Why build something small and local
Why not a giant assistant that does everything? Because the problem is local and specific: suspicious messages in Pakistan written in English, Urdu, Roman Urdu or mixes. A huge model gives quality, but also brings cost, latency and deployment headaches.
The choice here was to prioritize practical experience: speed, reasonable cost, and predictable behavior. That focus let the team build a useful tool in a three-day hackathon, iterating on real test cases.
How it works technically
The tech stack is compact but powerful:
Frontend: Space on Hugging Face with a custom frontend using Gradio.

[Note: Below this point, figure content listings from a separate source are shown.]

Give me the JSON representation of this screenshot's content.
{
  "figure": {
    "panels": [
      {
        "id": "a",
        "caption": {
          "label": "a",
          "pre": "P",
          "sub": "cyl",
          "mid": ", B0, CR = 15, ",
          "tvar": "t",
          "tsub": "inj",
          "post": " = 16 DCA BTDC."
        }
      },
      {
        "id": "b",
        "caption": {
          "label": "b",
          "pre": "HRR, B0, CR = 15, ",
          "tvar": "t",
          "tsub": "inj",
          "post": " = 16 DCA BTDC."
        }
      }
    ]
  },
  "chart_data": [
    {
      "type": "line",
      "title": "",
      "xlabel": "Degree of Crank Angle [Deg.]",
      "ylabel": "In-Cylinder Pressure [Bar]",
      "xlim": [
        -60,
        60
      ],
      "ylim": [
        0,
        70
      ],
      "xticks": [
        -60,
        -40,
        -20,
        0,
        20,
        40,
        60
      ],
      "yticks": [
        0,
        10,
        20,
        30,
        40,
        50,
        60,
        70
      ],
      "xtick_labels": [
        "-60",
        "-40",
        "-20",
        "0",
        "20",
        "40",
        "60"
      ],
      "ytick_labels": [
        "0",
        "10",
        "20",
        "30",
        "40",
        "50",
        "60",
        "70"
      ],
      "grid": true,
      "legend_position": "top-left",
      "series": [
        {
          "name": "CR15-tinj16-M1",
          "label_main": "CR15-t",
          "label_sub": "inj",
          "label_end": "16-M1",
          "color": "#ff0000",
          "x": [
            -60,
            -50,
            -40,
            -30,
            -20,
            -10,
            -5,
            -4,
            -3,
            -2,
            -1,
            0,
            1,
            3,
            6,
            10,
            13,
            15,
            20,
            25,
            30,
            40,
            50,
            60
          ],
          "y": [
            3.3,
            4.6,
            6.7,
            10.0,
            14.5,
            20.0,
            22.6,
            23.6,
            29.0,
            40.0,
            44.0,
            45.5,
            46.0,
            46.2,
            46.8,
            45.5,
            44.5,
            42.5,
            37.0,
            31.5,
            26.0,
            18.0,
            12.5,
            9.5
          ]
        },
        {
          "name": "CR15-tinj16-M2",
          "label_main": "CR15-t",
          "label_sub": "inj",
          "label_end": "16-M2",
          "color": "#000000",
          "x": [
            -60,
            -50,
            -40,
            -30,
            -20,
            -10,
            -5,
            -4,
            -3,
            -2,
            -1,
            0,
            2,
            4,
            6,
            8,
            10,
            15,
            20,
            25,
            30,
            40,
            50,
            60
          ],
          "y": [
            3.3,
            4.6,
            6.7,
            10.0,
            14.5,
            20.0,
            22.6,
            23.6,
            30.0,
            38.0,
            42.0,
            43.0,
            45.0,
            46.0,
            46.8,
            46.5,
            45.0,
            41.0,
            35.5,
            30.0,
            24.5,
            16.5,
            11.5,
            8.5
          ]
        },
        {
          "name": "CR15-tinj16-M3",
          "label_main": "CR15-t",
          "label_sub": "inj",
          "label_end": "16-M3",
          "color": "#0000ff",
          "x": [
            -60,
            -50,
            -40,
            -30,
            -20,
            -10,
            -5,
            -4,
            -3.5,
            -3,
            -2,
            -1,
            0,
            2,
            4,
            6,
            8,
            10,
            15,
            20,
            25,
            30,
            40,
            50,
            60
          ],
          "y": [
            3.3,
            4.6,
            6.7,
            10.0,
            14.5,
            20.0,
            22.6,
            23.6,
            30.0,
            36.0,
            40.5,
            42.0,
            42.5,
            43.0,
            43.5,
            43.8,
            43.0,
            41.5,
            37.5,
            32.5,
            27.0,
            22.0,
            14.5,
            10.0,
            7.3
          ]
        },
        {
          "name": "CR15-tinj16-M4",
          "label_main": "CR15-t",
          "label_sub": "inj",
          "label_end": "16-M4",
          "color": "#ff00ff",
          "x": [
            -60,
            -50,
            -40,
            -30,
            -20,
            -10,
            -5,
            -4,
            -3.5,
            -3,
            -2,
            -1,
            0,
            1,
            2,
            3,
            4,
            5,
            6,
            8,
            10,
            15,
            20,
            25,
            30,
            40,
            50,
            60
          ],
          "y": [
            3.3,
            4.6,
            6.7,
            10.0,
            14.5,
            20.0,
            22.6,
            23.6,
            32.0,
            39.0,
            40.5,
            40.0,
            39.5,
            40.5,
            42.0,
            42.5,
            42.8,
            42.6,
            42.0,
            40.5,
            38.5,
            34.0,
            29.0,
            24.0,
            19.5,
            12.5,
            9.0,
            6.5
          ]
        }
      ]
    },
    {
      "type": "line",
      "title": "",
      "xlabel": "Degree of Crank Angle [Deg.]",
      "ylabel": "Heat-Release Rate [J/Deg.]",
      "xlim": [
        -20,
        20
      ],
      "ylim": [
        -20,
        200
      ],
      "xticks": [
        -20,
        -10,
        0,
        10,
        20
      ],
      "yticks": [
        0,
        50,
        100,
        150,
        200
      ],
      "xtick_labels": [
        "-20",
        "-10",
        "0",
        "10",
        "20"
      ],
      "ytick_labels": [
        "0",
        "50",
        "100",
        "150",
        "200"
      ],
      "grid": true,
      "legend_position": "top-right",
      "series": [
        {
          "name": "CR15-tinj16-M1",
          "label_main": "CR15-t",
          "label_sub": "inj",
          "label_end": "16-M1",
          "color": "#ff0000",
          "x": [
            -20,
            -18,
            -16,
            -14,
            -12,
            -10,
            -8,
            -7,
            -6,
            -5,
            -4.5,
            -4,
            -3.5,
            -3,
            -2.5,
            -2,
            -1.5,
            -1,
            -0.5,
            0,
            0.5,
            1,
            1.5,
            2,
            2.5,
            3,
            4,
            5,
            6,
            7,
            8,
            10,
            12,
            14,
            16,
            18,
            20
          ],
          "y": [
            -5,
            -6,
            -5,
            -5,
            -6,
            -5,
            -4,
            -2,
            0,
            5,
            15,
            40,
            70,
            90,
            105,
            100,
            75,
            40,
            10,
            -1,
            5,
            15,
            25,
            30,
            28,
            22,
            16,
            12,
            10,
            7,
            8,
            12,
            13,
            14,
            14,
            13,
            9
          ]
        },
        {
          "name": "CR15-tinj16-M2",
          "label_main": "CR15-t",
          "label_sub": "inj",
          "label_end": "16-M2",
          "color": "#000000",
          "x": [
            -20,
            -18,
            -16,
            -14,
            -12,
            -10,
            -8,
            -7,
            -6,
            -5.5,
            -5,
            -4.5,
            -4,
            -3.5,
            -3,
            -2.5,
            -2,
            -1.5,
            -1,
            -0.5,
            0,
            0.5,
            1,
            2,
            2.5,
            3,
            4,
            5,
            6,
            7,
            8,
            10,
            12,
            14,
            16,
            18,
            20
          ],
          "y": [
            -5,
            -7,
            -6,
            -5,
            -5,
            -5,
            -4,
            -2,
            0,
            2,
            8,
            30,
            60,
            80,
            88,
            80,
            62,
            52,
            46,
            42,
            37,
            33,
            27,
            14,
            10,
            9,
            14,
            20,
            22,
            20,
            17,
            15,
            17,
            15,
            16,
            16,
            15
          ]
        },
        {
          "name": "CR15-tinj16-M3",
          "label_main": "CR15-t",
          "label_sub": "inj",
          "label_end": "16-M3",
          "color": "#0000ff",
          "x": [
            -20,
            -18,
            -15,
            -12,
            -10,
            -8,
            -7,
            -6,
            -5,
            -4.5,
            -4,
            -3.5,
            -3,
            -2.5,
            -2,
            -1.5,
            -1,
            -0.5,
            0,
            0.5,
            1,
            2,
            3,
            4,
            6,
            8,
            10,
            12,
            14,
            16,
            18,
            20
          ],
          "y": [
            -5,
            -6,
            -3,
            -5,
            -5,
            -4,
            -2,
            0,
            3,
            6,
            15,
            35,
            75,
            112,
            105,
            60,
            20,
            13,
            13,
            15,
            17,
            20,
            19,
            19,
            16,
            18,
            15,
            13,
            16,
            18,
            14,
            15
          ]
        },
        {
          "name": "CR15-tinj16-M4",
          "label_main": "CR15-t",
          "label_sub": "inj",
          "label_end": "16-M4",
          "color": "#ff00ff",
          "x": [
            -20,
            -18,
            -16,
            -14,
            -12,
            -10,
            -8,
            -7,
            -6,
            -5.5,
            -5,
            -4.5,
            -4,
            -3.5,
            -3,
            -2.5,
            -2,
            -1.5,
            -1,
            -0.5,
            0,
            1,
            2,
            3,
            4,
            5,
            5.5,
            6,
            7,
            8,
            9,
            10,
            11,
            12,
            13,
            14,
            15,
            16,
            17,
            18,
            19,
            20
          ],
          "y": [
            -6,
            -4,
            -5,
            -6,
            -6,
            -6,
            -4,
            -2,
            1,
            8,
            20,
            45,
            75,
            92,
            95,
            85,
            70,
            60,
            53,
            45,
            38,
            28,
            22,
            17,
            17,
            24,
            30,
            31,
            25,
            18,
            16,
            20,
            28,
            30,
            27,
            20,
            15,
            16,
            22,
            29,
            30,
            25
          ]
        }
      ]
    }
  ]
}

Backend: Gradio queued server that talks to an endpoint on Modal.
Inference: llama.cpp accelerated with CUDA to serve models in GGUF format.
Selected model: Qwen3.5 4B Q8 MTP GGUF with a vision projector to handle screenshots.
The app handles text and screenshots, applies prompts and a strict "output contract" to prevent the model from making up URLs, numbers or organizations.
Quality vs. cost: choosing the model
The author tested several models:
Qwen3.6 27B: best raw quality (around 95/100 in their tests), but expensive, slow on cold starts and heavy for a demo.
MiniCPM-V 4.6 Q8: promising by size, but unstable and slow to deploy with ZeroGPU.
Qwen3.5 4B: the ideal balance: enough capacity (≈80/100 for the task), cheap, fast and practical for Modal and llama.cpp.
That balance made an agile service possible: typical responses in ~5 seconds and ~9 seconds on cold start.
Product design and output safety
The team was very clear about product limits. Instead of claiming something is 100% real or fake, the app identifies observable signals, for example:
language that threatens or says your account will be suspended urgently;
requests for OTP, PIN, passwords, CVV, CNIC or card data;
suspicious payment links or personal mobile numbers;
impersonation of banks, telcos, delivery, tax authorities or police;
prizes, refunds or job offers that ask for upfront payment.
And it offers practical steps: verify through official channels you find yourself (don’t use links or numbers from the message), contact official support, or ignore and report as appropriate.
They also implemented product-mechanical protections:
system-level ban on prompts inventing URLs or numbers,
token budget tuning for vision-enabled responses,
disabling the 'thinking mode' that consumed the budget before returning structured JSON.
Support for Urdu and UX
Supporting Urdu was not just translating labels. It changed the interface:
RTL layout (right-to-left),
translation of headers and controls,
instructions for the model to generate the evaluation in clear Urdu script.
Details like fonts (Nastaliq vs. the system Arabic stack), line heights and ordering of mixed elements (Urdu + Latin names) were necessary tweaks so the app feels trustworthy and readable.
Testing, traceability and privacy
The project included a small regression suite for quality testing. Key results from the author:
Measure
Result
Initial strict steps
9 out of 10
Initial average score
89.5/100
Final regression steps
10 out of 10
Final average score
100/100
High risk cases
All passed
Cases with screenshots
Both passed
They added an optional public trace that publishes only limited metadata (counters, booleans, fixed summaries). Important: the trace DOES NOT store screenshots or full texts; inputs are redacted and capped. The inference endpoint remains private and runs on Modal, so the app warns users not to send sensitive data.
Practical lessons and next technical steps
What did the project teach about building with small models?
When the problem is well-scoped, a 4B can be surprisingly effective.
Safety comes more from a clear output contract, validated prompts and UX that forces doubt than from just increasing parameters.
Cost, latency and cold starts are decisive factors in real experience.
For the next version, the author proposes an agentic verification flow: a controlled agent (planned with Olostep and OpenAI Agents SDK) that searches public warnings, scrapes independent sources and shows evidence separate from the inference. That flow must keep strict limits (never trust message data) and balance the extra delay (up to ~30 seconds) against the benefit of deep verification.
Final reflection
Pakistan Notice Helper doesn't pretend to be the final word against fraud. It's a small, practical light: it helps people think twice, see clear signals and act more safely. For local, concrete problems, small, well-designed AI with honest limits can make a real difference.